Bryan Cutler. The Lancaster County Republican moves up in the state House Republican leadership team. Rep. Cutler was selected as the new Majority Leader in the House of Representatives taking over for retiring Rep. Dave Reed (R-Indiana). Cutler was previously the House Majority Whip in this term ending soon. Republicans lost seats in the state House in the most recent election, but still remain the party in power for a fifth consecutive term.    

 

 

 

 

Pennsylvania Student Debt. Unwelcoming news for Pennsylvania’s college graduates. The keystone state is #1 in the nation in student debt load, according to the Philadelphia Inquirer. The average loan balance per borrower in Pennsylvania is $36,193.

 

 

 

 

 

 

TWEET OF THE WEEK

 

November 16th, 2018 | Posted in Editorial, Features, Front Page Stories, Sticky, Top Stories | 5 Comments

5 thoughts on “November 16th Ups & Downs”

  1. Ripperslick says:

    Is it true Peduto’s beard caught on fire during light up night ?

  2. Bob Spitz says:

    The article on student loan debt made me think. I noticed a law school program where the tuition is $44,000 a year which is $132,000 for 3 years. Say, you borrow another $35,000 as an undergraduate and you got a loan bill of$167,000! How do you buy a car or a house and/or raise a family with debt like that starting out in life. The student loan is becoming a form of indentured servitude. Someone called my attention to an article in the October 2018 issue of “Mother Jones” called “Unforgivable” which highlights the struggles borrowers are having with a loan forgiveness program. Well written article and online. Student loan debt has become a big issue that is not going away and has no easy answers.

    1. Dan says:

      Don’t borrow money you can’t pay back. In this case borrowing money for a Sociology Degree, for instance, and other low income careers is self destructive. High school counselors and college advisors need to put students first, not their academic department. You don’t hear many STEM students worried about student loans.

      1. Isaac L. says:

        I don’t understand this example – where are all of these Sociology majors that conservatives love to pillory? I only knew one and she was a Baby Boomer who graduated in the ’70s. Business is the number one major in the country with health-related majors a distant second.

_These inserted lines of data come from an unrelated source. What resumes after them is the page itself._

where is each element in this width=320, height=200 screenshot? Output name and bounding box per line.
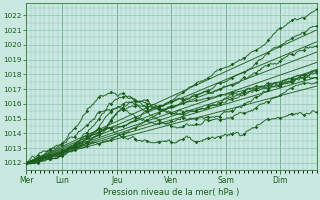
X-axis label: Pression niveau de la mer( hPa ): Pression niveau de la mer( hPa ) bbox=[103, 188, 239, 197]
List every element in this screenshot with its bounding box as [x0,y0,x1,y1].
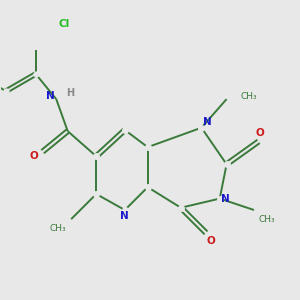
Text: O: O [206,236,215,246]
Text: N: N [203,117,212,127]
Text: H: H [66,88,74,98]
Text: O: O [255,128,264,138]
Text: N: N [46,91,55,101]
Text: N: N [121,211,129,221]
Text: CH₃: CH₃ [240,92,257,101]
Text: Cl: Cl [58,19,70,29]
Text: CH₃: CH₃ [259,215,275,224]
Text: N: N [221,194,230,204]
Text: O: O [29,151,38,161]
Text: CH₃: CH₃ [50,224,67,233]
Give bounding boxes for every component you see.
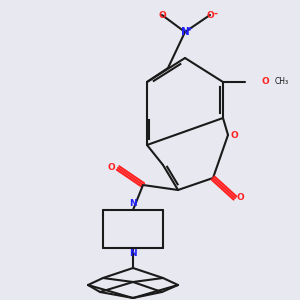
- Text: +: +: [187, 26, 192, 32]
- Text: O: O: [158, 11, 166, 20]
- Text: O: O: [206, 11, 214, 20]
- Text: CH₃: CH₃: [275, 77, 289, 86]
- Text: O: O: [231, 130, 239, 140]
- Text: O: O: [236, 194, 244, 202]
- Text: N: N: [129, 250, 137, 259]
- Text: O: O: [261, 77, 269, 86]
- Text: -: -: [214, 8, 218, 19]
- Text: O: O: [107, 164, 115, 172]
- Text: N: N: [181, 27, 189, 37]
- Text: N: N: [129, 200, 137, 208]
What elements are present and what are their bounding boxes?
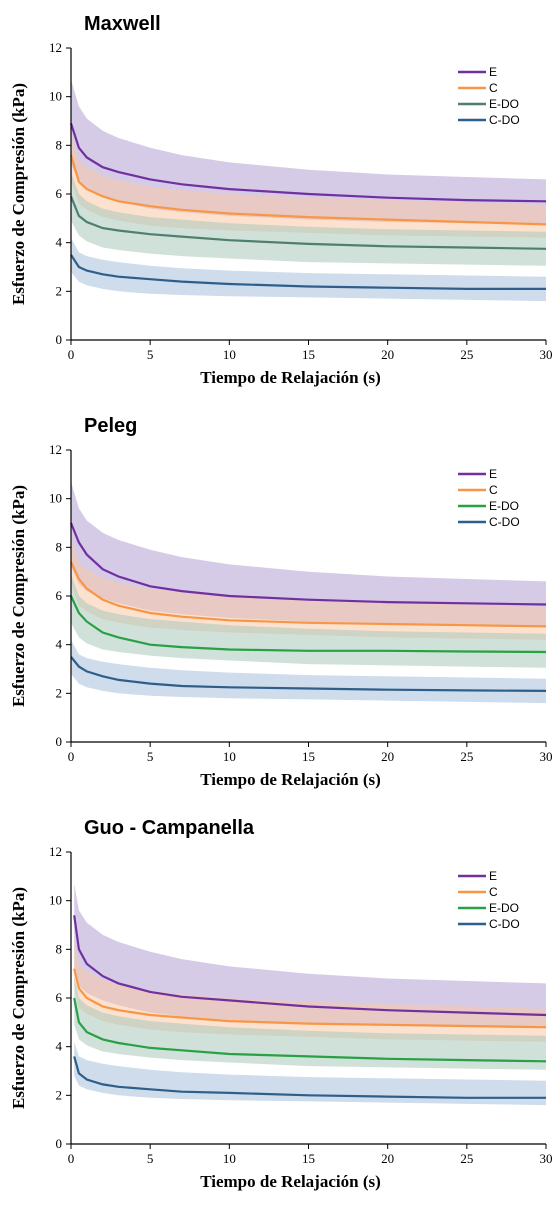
y-tick-label: 2 [56, 685, 63, 700]
legend-label-c: C [489, 81, 498, 95]
y-tick-label: 2 [56, 283, 63, 298]
legend-label-c-do: C-DO [489, 515, 520, 529]
series-line-e [69, 522, 547, 606]
x-tick-label: 30 [540, 1151, 553, 1166]
band-c [74, 939, 546, 1042]
legend: EC E-DO C-DO [458, 467, 520, 529]
y-tick-label: 12 [49, 40, 62, 55]
band-c [71, 135, 546, 238]
x-tick-label: 10 [223, 347, 236, 362]
band-c [71, 537, 546, 640]
band-e-do [71, 172, 546, 266]
y-tick-label: 8 [56, 941, 63, 956]
legend: EC E-DO C-DO [458, 869, 520, 931]
series-line-e-do [73, 997, 547, 1063]
x-tick-label: 0 [68, 749, 75, 764]
legend-label-e: E [489, 65, 497, 79]
y-tick-label: 0 [56, 332, 63, 347]
series-line-e [73, 915, 547, 1017]
chart-panel-guo-campanella: Guo - Campanella 0 2 4 6 8 10 12 0 5 10 15 20 25 30 Tie… [0, 804, 558, 1206]
series-line-c-do [70, 656, 547, 692]
y-tick-label: 0 [56, 734, 63, 749]
x-tick-label: 0 [68, 1151, 75, 1166]
legend-label-c-do: C-DO [489, 113, 520, 127]
x-tick-label: 25 [460, 1151, 473, 1166]
legend-label-c-do: C-DO [489, 917, 520, 931]
y-tick-label: 6 [56, 990, 63, 1005]
y-axis-label: Esfuerzo de Compresión (kPa) [9, 83, 28, 305]
x-tick-label: 30 [540, 347, 553, 362]
y-axis-label: Esfuerzo de Compresión (kPa) [9, 887, 28, 1109]
y-tick-label: 0 [56, 1136, 63, 1151]
y-tick-label: 10 [49, 893, 62, 908]
series-line-c [73, 968, 547, 1029]
series-line-e-do [69, 195, 547, 250]
chart-title: Maxwell [84, 13, 161, 35]
y-tick-label: 10 [49, 89, 62, 104]
chart-guo-campanella: Guo - Campanella 0 2 4 6 8 10 12 0 5 10 15 20 25 30 Tie… [9, 817, 553, 1191]
series-line-c [69, 154, 547, 226]
legend: EC E-DO C-DO [458, 65, 520, 127]
legend-label-e: E [489, 869, 497, 883]
band-c-do [74, 1041, 546, 1106]
y-tick-label: 4 [56, 235, 63, 250]
x-axis-label: Tiempo de Relajación (s) [200, 770, 381, 789]
chart-maxwell: Maxwell 0 2 4 6 8 10 12 0 5 10 15 20 25 30 Tiempo de Re… [9, 13, 553, 387]
x-tick-label: 10 [223, 1151, 236, 1166]
x-axis-label: Tiempo de Relajación (s) [200, 1172, 381, 1191]
y-tick-label: 8 [56, 137, 63, 152]
y-axis-label: Esfuerzo de Compresión (kPa) [9, 485, 28, 707]
y-tick-label: 4 [56, 1039, 63, 1054]
legend-label-e-do: E-DO [489, 97, 519, 111]
legend-label-e-do: E-DO [489, 901, 519, 915]
y-tick-label: 6 [56, 186, 63, 201]
x-tick-label: 5 [147, 1151, 154, 1166]
series-line-e-do [70, 595, 547, 654]
chart-panel-maxwell: Maxwell 0 2 4 6 8 10 12 0 5 10 15 20 25 30 Tiempo de Re… [0, 0, 558, 402]
band-e-do [71, 574, 546, 668]
y-tick-label: 8 [56, 539, 63, 554]
legend-label-c: C [489, 483, 498, 497]
x-tick-label: 20 [381, 749, 394, 764]
y-tick-label: 12 [49, 442, 62, 457]
series-line-c-do [70, 254, 546, 290]
band-e-do [74, 976, 546, 1070]
band-e [71, 481, 546, 627]
legend-label-e: E [489, 467, 497, 481]
band-c-do [71, 237, 546, 302]
band-e [71, 79, 546, 225]
x-tick-label: 30 [540, 749, 553, 764]
legend-label-c: C [489, 885, 498, 899]
chart-title: Peleg [84, 415, 137, 437]
x-tick-label: 15 [302, 347, 315, 362]
y-tick-label: 10 [49, 491, 62, 506]
series-line-c-do [73, 1056, 546, 1099]
x-tick-label: 5 [147, 347, 154, 362]
x-tick-label: 25 [460, 749, 473, 764]
series-line-c [70, 561, 547, 628]
chart-title: Guo - Campanella [84, 817, 255, 839]
legend-label-e-do: E-DO [489, 499, 519, 513]
x-tick-label: 10 [223, 749, 236, 764]
x-tick-label: 15 [302, 1151, 315, 1166]
chart-peleg: Peleg 0 2 4 6 8 10 12 0 5 10 15 20 25 30 Tiempo de Rela… [9, 415, 553, 789]
x-tick-label: 20 [381, 1151, 394, 1166]
y-tick-label: 6 [56, 588, 63, 603]
x-tick-label: 25 [460, 347, 473, 362]
series-line-e [69, 123, 547, 203]
x-tick-label: 5 [147, 749, 154, 764]
x-axis-label: Tiempo de Relajación (s) [200, 368, 381, 387]
x-tick-label: 20 [381, 347, 394, 362]
y-tick-label: 12 [49, 844, 62, 859]
x-tick-label: 15 [302, 749, 315, 764]
y-tick-label: 4 [56, 637, 63, 652]
y-tick-label: 2 [56, 1087, 63, 1102]
x-tick-label: 0 [68, 347, 75, 362]
band-e [74, 883, 546, 1029]
chart-panel-peleg: Peleg 0 2 4 6 8 10 12 0 5 10 15 20 25 30 Tiempo de Rela… [0, 402, 558, 804]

        Regardless, we also need qualified people in low-paying industries like education, government, and social services, and yet those industries often require advanced degrees. Maybe they should have just gone into STEM and let the poor, elderly, and disabled eat cake.

        The biggest factor contributing to rising tuition rates (and corresponding student debt) is a reduction in inflation-adjusted government subsidies for public education. Previous generations graduated with less/no debt because they were more heavily subsidized by state and federal governments. You could go to a state school and pay for most of your room, board, and books with your government grants and by working over the summer and during the school year.

        Maybe instead of lying us into unpaid-for wars and giving the rich tax breaks during them, we should focus more on investing in our citizens, which, unlike Trickle Down nonsense, actually has proven economic returns.

        1. Dan says:

          You can find the sociology majors at your nearest fast food restaurant or retail store. The market sets the value for the degree based on the economic return, liberal arts curriculum require fewer credits to graduate, lower SAT scores to qualify but more free time to throw frisbee and drink beer.
          I agree we should invest in our citizens. Private industry does that by training the high school graduates to do math and in some cases even read. When I had hiring responsibility for an energy facility 90% of applicants could not do basic math.
          Colleges are doing remedial math and English for their freshmen. I live near a large public university which spends money with both hands on staff and staff percs while whining for the government to spend more. Professor work loads are abysmally low when compared to private industry.